Krys’ improvement was not only noticed by Neutral Zone scouts but by several college and junior teams in attendance as well; colleges who had never reached out before and USHL teams who passed over him in the draft. At this age, Chad was already committed D1 and embarking on his first season with the US National Team. Luke, on the other hand, went into the National Development Camp uncommitted and recently passed over in the USHL Draft. “I was definitely disappointed on not being drafted in the USHL. Seeing those kids who did get drafted, I knew I was not that far behind any of them. Even though you should never compare yourself to others, I think seeing people who did get drafted, gave me even more confidence to keep on the path that I am on.”
Luke already has his eyes set on next season as he will play for the Westchester Express U16 team. He will spend the rest of the summer training and working on his stride to be prepared once the season begins. He hopes to be a leader on his team and prove himself to the USHL and college scouts so that he’ll have more options going forward.
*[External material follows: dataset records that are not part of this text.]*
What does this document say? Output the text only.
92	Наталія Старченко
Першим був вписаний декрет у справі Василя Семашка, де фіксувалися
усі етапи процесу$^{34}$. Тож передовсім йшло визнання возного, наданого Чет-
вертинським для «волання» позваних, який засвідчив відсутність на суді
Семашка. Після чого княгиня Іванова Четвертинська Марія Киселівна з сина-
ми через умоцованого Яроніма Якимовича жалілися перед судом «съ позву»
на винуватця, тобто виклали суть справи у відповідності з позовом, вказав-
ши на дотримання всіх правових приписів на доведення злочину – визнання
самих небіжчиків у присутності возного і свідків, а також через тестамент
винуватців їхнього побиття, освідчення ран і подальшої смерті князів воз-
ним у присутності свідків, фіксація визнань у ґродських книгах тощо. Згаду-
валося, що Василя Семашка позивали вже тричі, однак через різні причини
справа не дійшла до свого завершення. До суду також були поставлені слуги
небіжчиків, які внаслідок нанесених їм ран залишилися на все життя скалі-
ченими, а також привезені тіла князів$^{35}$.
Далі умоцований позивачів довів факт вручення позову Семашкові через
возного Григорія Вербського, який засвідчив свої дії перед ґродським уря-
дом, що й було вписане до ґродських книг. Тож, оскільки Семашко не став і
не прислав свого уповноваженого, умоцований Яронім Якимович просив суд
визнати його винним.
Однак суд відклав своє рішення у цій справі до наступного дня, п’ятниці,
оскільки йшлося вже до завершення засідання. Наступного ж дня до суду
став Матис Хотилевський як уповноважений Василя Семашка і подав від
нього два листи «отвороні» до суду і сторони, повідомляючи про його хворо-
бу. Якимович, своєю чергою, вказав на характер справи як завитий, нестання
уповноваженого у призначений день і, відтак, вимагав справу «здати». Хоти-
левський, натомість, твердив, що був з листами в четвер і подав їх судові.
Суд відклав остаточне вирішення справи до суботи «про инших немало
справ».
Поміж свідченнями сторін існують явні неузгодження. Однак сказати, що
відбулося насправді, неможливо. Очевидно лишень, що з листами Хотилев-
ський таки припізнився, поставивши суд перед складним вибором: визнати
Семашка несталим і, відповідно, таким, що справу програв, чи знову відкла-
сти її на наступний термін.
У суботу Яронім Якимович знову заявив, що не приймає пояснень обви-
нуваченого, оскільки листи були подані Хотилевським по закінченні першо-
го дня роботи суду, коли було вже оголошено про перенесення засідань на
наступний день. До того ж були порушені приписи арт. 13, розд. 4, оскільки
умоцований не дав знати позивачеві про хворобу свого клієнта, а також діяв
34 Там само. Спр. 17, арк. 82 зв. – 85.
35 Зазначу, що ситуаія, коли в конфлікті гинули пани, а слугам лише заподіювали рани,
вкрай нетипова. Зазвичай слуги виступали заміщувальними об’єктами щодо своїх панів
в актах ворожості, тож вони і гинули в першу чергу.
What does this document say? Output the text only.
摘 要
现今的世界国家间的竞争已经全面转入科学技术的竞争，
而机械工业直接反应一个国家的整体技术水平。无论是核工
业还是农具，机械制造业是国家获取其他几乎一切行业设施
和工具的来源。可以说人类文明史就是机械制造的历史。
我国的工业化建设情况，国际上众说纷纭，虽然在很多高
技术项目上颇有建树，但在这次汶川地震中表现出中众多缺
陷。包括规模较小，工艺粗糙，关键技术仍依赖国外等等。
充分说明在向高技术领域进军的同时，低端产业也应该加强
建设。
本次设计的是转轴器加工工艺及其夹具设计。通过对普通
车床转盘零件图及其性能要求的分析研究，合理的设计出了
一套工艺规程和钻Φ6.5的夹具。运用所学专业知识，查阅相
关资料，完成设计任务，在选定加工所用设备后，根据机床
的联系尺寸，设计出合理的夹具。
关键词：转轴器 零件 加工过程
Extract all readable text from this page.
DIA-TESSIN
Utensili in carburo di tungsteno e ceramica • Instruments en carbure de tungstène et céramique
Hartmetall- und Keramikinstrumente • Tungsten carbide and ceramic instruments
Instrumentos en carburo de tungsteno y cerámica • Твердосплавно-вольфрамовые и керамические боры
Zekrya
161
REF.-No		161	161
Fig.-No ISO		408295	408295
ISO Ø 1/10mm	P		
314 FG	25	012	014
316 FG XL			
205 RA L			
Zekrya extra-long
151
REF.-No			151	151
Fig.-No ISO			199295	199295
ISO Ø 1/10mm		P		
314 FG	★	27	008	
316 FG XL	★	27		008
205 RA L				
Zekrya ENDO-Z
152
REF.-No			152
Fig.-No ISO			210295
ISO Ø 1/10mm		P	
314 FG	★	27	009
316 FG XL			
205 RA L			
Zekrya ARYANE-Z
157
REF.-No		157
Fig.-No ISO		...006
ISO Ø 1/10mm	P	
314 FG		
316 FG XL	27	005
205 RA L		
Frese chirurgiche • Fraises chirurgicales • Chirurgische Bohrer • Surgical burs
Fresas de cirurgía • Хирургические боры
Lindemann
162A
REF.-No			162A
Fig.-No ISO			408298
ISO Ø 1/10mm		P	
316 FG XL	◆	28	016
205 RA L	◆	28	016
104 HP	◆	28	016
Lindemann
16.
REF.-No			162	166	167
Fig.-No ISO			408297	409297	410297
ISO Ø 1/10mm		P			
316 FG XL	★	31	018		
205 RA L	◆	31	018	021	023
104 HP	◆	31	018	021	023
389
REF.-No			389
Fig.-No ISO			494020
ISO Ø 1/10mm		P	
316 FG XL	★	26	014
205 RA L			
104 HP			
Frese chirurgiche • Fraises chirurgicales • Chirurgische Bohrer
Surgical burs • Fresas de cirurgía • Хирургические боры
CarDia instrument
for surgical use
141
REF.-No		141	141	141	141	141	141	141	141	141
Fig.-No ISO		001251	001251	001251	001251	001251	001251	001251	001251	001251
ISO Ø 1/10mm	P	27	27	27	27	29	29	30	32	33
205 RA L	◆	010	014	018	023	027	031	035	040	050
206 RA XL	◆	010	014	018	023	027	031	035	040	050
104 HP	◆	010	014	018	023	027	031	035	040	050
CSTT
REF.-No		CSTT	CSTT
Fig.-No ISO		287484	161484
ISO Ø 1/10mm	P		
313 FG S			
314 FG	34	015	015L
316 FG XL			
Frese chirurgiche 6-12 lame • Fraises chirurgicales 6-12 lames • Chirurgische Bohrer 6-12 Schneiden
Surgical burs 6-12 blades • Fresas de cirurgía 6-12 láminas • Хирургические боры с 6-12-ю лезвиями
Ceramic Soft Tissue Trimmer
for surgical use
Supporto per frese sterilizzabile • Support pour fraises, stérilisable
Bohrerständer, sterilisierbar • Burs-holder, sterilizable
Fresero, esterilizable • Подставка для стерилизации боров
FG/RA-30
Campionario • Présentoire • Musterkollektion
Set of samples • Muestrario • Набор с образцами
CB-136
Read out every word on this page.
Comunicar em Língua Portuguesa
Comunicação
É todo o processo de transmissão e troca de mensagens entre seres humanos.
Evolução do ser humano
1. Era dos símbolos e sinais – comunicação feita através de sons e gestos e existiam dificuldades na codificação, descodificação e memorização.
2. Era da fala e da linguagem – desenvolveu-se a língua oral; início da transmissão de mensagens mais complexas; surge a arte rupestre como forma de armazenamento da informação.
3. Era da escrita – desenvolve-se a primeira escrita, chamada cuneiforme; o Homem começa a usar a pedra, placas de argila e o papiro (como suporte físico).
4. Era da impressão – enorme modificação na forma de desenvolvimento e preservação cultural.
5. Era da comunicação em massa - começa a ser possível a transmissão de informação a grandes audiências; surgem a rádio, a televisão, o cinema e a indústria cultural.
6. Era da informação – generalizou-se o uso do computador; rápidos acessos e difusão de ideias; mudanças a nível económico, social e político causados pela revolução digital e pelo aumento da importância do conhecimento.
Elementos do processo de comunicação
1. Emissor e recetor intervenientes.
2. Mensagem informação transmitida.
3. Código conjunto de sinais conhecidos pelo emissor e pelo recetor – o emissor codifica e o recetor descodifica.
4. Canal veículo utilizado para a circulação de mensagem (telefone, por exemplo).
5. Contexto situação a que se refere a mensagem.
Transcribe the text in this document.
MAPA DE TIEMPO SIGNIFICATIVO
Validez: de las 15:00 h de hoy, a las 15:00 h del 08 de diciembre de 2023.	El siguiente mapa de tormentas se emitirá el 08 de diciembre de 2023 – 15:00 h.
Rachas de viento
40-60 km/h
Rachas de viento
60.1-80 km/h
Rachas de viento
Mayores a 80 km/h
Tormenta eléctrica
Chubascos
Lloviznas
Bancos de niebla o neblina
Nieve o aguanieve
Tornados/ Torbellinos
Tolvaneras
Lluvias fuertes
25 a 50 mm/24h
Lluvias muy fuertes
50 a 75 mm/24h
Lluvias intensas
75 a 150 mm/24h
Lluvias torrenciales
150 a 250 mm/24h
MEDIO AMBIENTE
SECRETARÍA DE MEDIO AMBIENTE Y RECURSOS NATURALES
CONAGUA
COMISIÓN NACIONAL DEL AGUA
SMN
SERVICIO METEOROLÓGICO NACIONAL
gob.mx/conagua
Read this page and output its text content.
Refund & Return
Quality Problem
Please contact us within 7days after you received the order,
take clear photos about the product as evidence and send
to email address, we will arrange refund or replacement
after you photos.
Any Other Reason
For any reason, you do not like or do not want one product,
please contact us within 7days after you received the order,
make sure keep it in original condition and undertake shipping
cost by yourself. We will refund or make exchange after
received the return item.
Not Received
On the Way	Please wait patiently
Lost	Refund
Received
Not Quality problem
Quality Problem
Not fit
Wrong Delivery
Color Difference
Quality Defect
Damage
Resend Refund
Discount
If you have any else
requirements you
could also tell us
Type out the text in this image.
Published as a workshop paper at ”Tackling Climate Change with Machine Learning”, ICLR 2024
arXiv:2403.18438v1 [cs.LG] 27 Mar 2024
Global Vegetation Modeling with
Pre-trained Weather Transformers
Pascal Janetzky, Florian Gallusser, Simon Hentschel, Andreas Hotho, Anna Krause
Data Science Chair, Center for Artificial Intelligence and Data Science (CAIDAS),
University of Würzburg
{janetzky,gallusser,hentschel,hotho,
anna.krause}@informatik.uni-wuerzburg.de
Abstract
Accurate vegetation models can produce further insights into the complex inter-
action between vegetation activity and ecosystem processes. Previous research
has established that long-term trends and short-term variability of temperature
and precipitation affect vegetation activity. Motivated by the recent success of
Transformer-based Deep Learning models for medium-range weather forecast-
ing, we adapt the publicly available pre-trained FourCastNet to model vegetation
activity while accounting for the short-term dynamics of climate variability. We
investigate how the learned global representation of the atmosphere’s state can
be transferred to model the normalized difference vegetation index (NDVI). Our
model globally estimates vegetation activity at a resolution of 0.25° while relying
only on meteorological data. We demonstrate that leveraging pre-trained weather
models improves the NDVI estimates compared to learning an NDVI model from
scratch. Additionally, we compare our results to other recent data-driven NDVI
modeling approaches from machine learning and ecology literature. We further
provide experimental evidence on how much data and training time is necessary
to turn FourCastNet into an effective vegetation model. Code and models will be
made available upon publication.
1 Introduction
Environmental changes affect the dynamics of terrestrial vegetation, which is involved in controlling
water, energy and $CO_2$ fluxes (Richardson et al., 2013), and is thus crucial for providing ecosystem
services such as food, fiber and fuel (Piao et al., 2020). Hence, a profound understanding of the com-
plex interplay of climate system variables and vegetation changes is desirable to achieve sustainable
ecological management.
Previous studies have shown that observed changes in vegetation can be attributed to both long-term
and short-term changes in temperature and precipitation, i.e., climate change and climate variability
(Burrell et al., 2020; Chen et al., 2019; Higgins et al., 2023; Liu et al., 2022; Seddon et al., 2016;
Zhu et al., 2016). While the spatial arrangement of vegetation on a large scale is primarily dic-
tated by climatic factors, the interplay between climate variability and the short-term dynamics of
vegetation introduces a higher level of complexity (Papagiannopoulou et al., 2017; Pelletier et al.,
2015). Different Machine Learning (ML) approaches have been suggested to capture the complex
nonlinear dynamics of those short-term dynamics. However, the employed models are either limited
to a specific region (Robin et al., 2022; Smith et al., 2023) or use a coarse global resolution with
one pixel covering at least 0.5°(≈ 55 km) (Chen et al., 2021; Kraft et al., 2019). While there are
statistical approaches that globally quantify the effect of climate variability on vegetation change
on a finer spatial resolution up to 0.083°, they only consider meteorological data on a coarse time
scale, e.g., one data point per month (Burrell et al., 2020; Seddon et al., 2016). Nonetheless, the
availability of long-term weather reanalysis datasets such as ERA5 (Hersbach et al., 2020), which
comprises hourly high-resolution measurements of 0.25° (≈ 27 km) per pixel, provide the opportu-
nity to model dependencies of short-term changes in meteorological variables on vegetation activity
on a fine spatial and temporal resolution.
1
“My main goal is to play college hockey. While different schools have reached out to me, one thing I have learned from my brother is to take your time, find the right fit and let yourself develop as a hockey player and a student.”
For Luke, as has always been the case, he’ll have to wait longer and potentially work harder, but in the end, he too will get a phone call with an offer on the end of the line. His story is not just one of a younger brother playing in an older brother’s shadow; but one of a late developer, who continues to stay positive and work hard toward his goal of playing college hockey.
You won’t see Luke’s name on our Top 200 List for the USHL Draft, nor will you see his name in our March National Rankings. The boy who was once “Chad’s younger brother,” is now “Luke Krys”, one of the top 100 players in the country for his age.